I seem to recall reading an analysis of the (original) Alcubierre warp drive in terms of causality. Can you get the classical special relativity causality paradoxes which normally flow from FTL travel? There is some discussion of this at http://www.physics.purdue.edu/~hinson/ftl/html/FTL_part4.html#sec:stmanipulation
When we were talking about wormholes and causality, one of the ideas floating around was that virtual particles could enter a closed timelike loop and end up amplifying themselves each pass around, which took place outside of time. The effect was an instantaneous, spontaneously created spear of energy which would collapse the wormhole. I wonder if a similar phenomenon wouldn't occur with any sort of FTL travel that violates causality.
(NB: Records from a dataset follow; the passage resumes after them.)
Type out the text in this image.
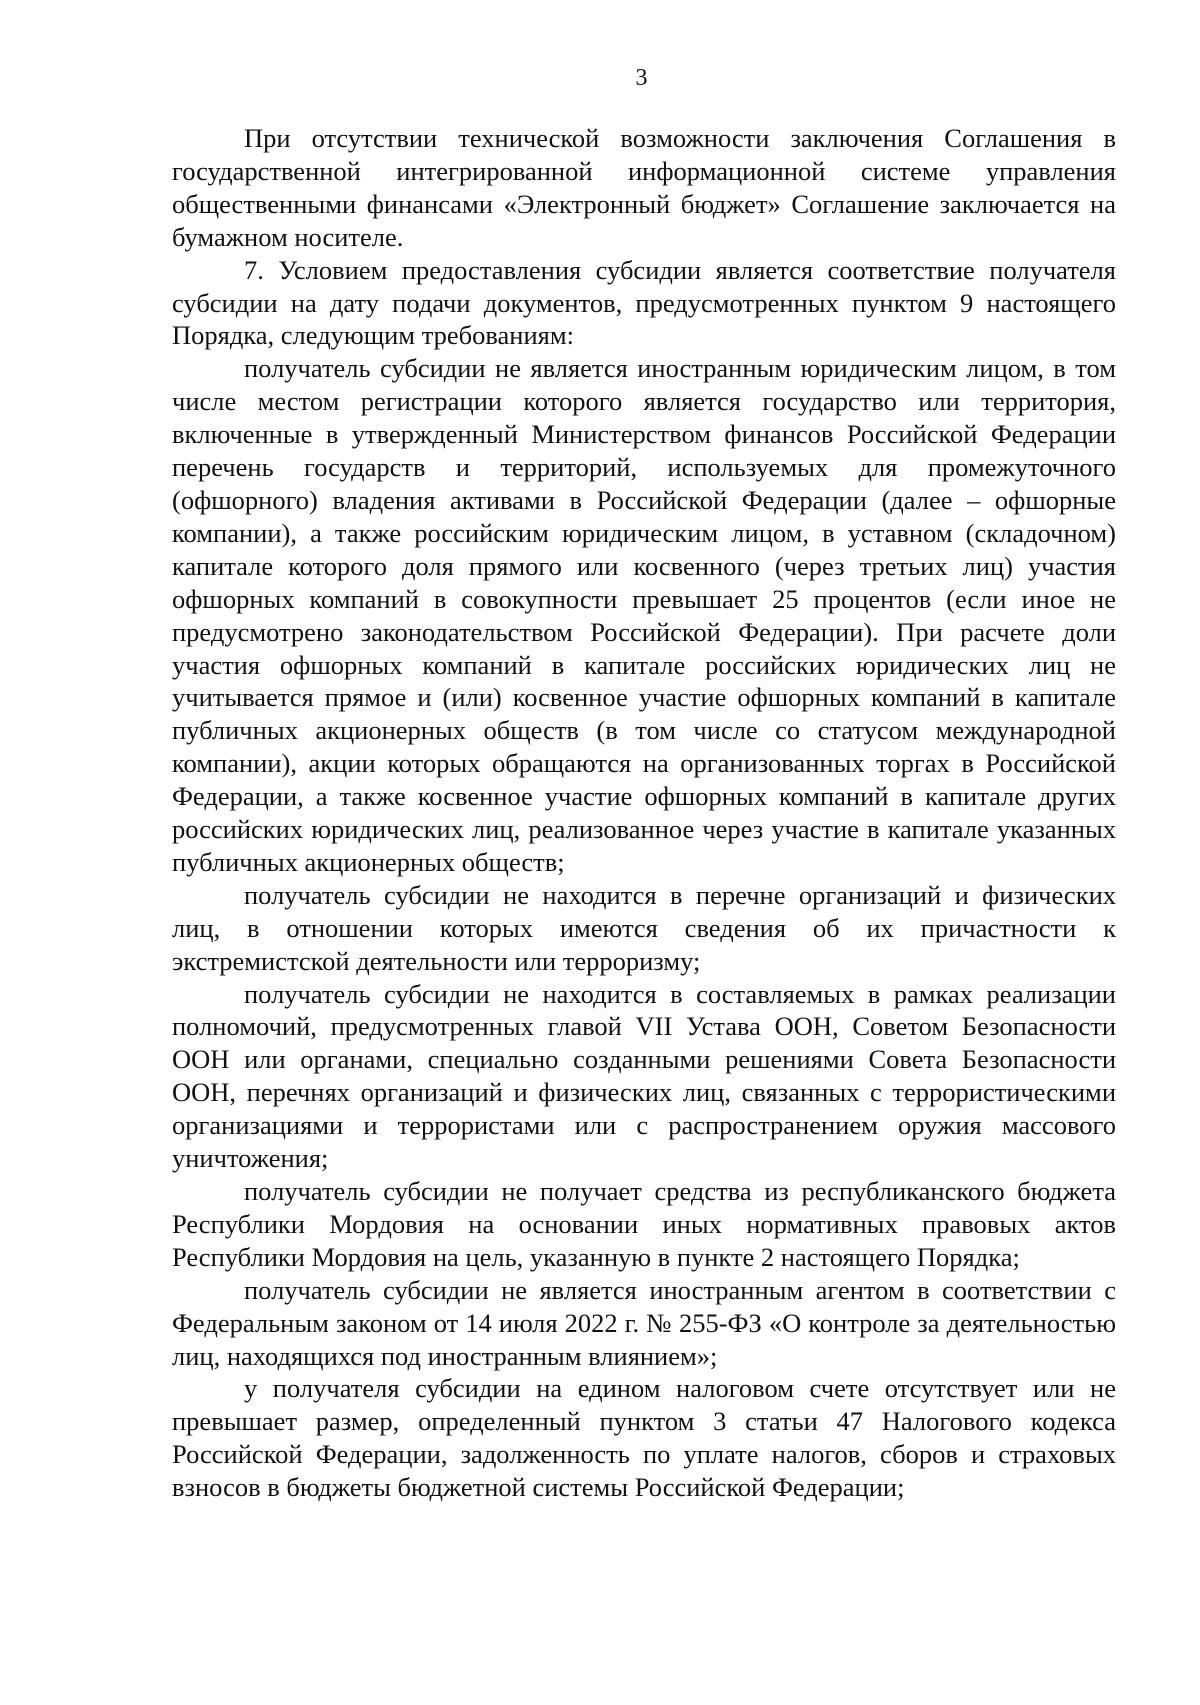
3

При отсутствии технической возможности заключения Соглашения в государственной интегрированной информационной системе управления общественными финансами «Электронный бюджет» Соглашение заключается на бумажном носителе.

7. Условием предоставления субсидии является соответствие получателя субсидии на дату подачи документов, предусмотренных пунктом 9 настоящего Порядка, следующим требованиям:

получатель субсидии не является иностранным юридическим лицом, в том числе местом регистрации которого является государство или территория, включенные в утвержденный Министерством финансов Российской Федерации перечень государств и территорий, используемых для промежуточного (офшорного) владения активами в Российской Федерации (далее – офшорные компании), а также российским юридическим лицом, в уставном (складочном) капитале которого доля прямого или косвенного (через третьих лиц) участия офшорных компаний в совокупности превышает 25 процентов (если иное не предусмотрено законодательством Российской Федерации). При расчете доли участия офшорных компаний в капитале российских юридических лиц не учитывается прямое и (или) косвенное участие офшорных компаний в капитале публичных акционерных обществ (в том числе со статусом международной компании), акции которых обращаются на организованных торгах в Российской Федерации, а также косвенное участие офшорных компаний в капитале других российских юридических лиц, реализованное через участие в капитале указанных публичных акционерных обществ;

получатель субсидии не находится в перечне организаций и физических лиц, в отношении которых имеются сведения об их причастности к экстремистской деятельности или терроризму;

получатель субсидии не находится в составляемых в рамках реализации полномочий, предусмотренных главой VII Устава ООН, Советом Безопасности ООН или органами, специально созданными решениями Совета Безопасности ООН, перечнях организаций и физических лиц, связанных с террористическими организациями и террористами или с распространением оружия массового уничтожения;

получатель субсидии не получает средства из республиканского бюджета Республики Мордовия на основании иных нормативных правовых актов Республики Мордовия на цель, указанную в пункте 2 настоящего Порядка;

получатель субсидии не является иностранным агентом в соответствии с Федеральным законом от 14 июля 2022 г. № 255-ФЗ «О контроле за деятельностью лиц, находящихся под иностранным влиянием»;

у получателя субсидии на едином налоговом счете отсутствует или не превышает размер, определенный пунктом 3 статьи 47 Налогового кодекса Российской Федерации, задолженность по уплате налогов, сборов и страховых взносов в бюджеты бюджетной системы Российской Федерации;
Wormholes have some properties in common with the Alcubierre warp, namely the need for negative energy, and the possibility of FTL travel and associated paradoxes.
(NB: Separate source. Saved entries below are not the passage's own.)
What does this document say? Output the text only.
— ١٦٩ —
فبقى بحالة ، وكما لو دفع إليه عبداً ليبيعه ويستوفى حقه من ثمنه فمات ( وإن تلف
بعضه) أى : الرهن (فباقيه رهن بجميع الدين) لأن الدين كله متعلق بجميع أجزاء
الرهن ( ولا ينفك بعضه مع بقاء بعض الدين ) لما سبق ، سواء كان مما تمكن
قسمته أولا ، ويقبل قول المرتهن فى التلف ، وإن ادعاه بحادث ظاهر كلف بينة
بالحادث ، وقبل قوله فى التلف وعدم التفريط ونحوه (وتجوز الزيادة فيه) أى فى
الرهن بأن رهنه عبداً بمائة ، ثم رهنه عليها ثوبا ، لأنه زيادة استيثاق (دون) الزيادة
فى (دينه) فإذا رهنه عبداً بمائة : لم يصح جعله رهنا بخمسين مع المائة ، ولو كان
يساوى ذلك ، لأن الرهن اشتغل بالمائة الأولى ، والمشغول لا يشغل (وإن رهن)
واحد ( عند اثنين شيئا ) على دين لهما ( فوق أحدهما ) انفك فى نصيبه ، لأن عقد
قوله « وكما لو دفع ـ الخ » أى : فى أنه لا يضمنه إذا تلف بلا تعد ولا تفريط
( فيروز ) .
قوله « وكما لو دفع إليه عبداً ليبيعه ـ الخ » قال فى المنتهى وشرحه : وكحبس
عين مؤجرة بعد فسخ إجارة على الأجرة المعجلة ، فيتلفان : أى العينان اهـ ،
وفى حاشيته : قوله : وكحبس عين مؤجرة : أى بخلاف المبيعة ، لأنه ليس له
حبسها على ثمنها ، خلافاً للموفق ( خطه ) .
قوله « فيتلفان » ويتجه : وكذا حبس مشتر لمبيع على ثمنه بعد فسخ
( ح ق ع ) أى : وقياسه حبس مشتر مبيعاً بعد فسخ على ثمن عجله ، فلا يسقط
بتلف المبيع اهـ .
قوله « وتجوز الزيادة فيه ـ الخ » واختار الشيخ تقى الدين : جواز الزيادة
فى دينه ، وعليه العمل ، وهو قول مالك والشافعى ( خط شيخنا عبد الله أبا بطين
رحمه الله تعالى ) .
More recently Anders referred us to http://xxx.lanl.gov/abs/gr-qc/9903061 which seems to prove that wormholes can't exist.
One of the papers referenced by Van Den Broeck is available at http://www.ioppublishing.com/PEL/article/cq14011l1/full/:
The expectation value of the stress - energy tensor of a free conformally invariant scalar field is computed in a two-dimensional reduction of the Alcubierre `warp-drive' spacetime. Unless the spacetime is in the Hartle - Hawking state at an appropriate temperature, the stress - energy diverges on past and future event horizons which form when the apparent velocity of the spaceship exceeds the speed of light. The likelihood of the spacetime being in this state, whether due to natural evolution or the application of technology, is briefly discussed.
This sounds a bit similar to the wormhole collapse phenomenon, although the author indicates that it might perhaps be avoided with some care.